Collecting Real Professional Athletes' Data and AI Coaching

Within the project timeframe, it was not feasible to collaborate directly with professional athletes to obtain benchmark performance data. Instead, we utilized controlled sample data for testing. In the future, collecting real athlete data would allow us to build accurate performance models and enable meaningful comparisons for users. There will also be an AI coach that can provide feedback per hit (if you are swinging in the wrong posture) and feedback for the overall performance. The AI will show how much you’ve progressed and how else you can improve.
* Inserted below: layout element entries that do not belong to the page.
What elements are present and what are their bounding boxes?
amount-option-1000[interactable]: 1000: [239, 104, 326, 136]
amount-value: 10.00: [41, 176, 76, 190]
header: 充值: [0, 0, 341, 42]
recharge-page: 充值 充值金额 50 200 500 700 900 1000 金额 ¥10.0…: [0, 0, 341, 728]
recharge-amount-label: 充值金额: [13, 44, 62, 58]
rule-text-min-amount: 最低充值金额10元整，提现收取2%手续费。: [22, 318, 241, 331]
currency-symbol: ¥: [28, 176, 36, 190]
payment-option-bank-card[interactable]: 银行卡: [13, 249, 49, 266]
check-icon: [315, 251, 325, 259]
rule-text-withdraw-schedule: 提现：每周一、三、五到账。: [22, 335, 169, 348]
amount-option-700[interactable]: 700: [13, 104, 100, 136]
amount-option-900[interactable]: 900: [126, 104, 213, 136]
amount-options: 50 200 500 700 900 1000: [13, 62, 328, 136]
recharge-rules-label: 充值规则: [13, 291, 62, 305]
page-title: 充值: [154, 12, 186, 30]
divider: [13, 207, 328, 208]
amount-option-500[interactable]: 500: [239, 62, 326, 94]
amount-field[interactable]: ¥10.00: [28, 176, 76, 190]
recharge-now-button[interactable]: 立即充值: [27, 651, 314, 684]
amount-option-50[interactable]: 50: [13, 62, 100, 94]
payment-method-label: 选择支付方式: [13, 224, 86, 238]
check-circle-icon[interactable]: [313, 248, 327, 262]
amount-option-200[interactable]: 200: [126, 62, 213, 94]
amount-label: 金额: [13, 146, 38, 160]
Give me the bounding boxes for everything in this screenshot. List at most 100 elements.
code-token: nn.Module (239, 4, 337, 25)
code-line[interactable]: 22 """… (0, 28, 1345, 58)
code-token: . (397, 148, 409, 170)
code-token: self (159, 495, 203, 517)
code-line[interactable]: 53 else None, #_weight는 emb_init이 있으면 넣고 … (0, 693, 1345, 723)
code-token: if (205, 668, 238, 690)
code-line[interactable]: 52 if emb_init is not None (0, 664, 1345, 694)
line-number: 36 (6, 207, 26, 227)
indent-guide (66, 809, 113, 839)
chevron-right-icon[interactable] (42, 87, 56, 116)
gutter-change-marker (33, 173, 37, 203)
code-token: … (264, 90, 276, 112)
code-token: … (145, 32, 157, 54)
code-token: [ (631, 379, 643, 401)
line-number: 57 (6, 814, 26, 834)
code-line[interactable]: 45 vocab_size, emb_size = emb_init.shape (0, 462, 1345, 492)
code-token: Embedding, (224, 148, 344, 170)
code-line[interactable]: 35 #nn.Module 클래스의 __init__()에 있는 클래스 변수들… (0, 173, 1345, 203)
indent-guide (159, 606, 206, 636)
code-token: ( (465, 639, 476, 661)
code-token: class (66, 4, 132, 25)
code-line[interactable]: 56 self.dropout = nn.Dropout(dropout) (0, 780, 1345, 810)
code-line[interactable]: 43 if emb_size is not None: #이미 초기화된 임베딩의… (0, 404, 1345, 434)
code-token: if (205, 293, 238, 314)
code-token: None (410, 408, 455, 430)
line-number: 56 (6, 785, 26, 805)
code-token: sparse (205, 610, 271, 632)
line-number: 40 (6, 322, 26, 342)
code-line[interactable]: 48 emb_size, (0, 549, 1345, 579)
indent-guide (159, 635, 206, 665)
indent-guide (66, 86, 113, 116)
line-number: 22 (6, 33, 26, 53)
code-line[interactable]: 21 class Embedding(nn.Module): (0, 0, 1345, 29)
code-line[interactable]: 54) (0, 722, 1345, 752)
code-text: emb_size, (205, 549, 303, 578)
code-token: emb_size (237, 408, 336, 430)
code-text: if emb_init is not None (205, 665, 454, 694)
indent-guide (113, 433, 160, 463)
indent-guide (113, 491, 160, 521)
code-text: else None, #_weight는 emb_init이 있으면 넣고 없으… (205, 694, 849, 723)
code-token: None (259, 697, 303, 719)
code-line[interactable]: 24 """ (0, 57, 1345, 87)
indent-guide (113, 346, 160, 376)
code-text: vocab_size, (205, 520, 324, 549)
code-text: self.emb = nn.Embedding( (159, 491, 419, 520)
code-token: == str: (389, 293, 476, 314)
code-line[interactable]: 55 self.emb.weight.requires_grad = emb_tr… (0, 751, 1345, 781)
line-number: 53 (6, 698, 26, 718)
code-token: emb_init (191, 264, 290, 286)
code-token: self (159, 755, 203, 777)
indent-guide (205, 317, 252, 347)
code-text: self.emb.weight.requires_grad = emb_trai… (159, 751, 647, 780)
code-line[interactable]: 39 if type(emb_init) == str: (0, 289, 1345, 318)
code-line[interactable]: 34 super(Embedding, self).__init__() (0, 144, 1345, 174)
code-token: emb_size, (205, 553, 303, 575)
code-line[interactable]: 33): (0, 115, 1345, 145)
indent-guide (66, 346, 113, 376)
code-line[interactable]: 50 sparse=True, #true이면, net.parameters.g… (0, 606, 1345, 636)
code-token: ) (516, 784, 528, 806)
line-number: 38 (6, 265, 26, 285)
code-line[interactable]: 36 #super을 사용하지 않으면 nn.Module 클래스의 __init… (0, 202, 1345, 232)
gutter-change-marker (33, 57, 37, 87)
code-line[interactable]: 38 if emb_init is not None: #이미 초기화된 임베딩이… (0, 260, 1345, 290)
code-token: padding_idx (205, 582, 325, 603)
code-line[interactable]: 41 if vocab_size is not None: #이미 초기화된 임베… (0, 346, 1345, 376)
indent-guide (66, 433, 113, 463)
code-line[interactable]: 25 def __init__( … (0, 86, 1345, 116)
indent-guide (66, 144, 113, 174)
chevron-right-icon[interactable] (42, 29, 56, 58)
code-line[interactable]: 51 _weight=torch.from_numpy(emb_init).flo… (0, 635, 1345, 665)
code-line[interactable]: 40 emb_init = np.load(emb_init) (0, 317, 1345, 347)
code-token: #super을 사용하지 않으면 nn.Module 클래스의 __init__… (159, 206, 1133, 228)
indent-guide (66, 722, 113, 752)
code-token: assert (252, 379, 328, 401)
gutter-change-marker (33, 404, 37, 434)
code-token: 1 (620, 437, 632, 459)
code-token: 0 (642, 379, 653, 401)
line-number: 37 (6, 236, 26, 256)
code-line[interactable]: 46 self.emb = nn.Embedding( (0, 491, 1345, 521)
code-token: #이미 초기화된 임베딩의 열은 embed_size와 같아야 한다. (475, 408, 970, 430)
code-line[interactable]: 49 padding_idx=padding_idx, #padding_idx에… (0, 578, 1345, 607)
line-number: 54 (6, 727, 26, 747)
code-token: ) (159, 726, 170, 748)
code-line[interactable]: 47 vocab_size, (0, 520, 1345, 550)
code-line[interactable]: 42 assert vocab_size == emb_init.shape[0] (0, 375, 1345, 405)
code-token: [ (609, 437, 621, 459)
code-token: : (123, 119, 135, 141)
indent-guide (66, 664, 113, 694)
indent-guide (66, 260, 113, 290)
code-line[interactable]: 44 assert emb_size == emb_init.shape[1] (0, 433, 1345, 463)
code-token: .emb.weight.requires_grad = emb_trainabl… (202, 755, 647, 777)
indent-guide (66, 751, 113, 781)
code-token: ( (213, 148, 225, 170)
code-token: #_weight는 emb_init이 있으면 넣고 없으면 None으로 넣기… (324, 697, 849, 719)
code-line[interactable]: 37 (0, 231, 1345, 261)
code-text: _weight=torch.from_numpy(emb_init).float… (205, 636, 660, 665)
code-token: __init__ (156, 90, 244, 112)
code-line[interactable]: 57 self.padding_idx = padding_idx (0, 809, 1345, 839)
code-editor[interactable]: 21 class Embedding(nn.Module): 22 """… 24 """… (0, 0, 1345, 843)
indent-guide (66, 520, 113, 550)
Ball Trajectory Calculation

By combining impact force data with IMU-based swing motion measurements, future iterations could estimate ball trajectory. Integrating these parameters would extend the system from simple impact detection to predictive shot analytics.

Smart Health Therapy

One of the most important features we envision is a health therapy mode. For users recovering from muscle injuries, the system could monitor energy output and movement intensity. This would help ensure that users exercise enough to strengthen muscles without overexerting themselves. The system could provide warnings when fatigue thresholds are exceeded, supporting safe rehabilitation and training.

Expanding to Other Sports

The underlying sensor architecture has the potential to be adapted to other racket-based sports, broadening the applicability of the platform beyond pickleball.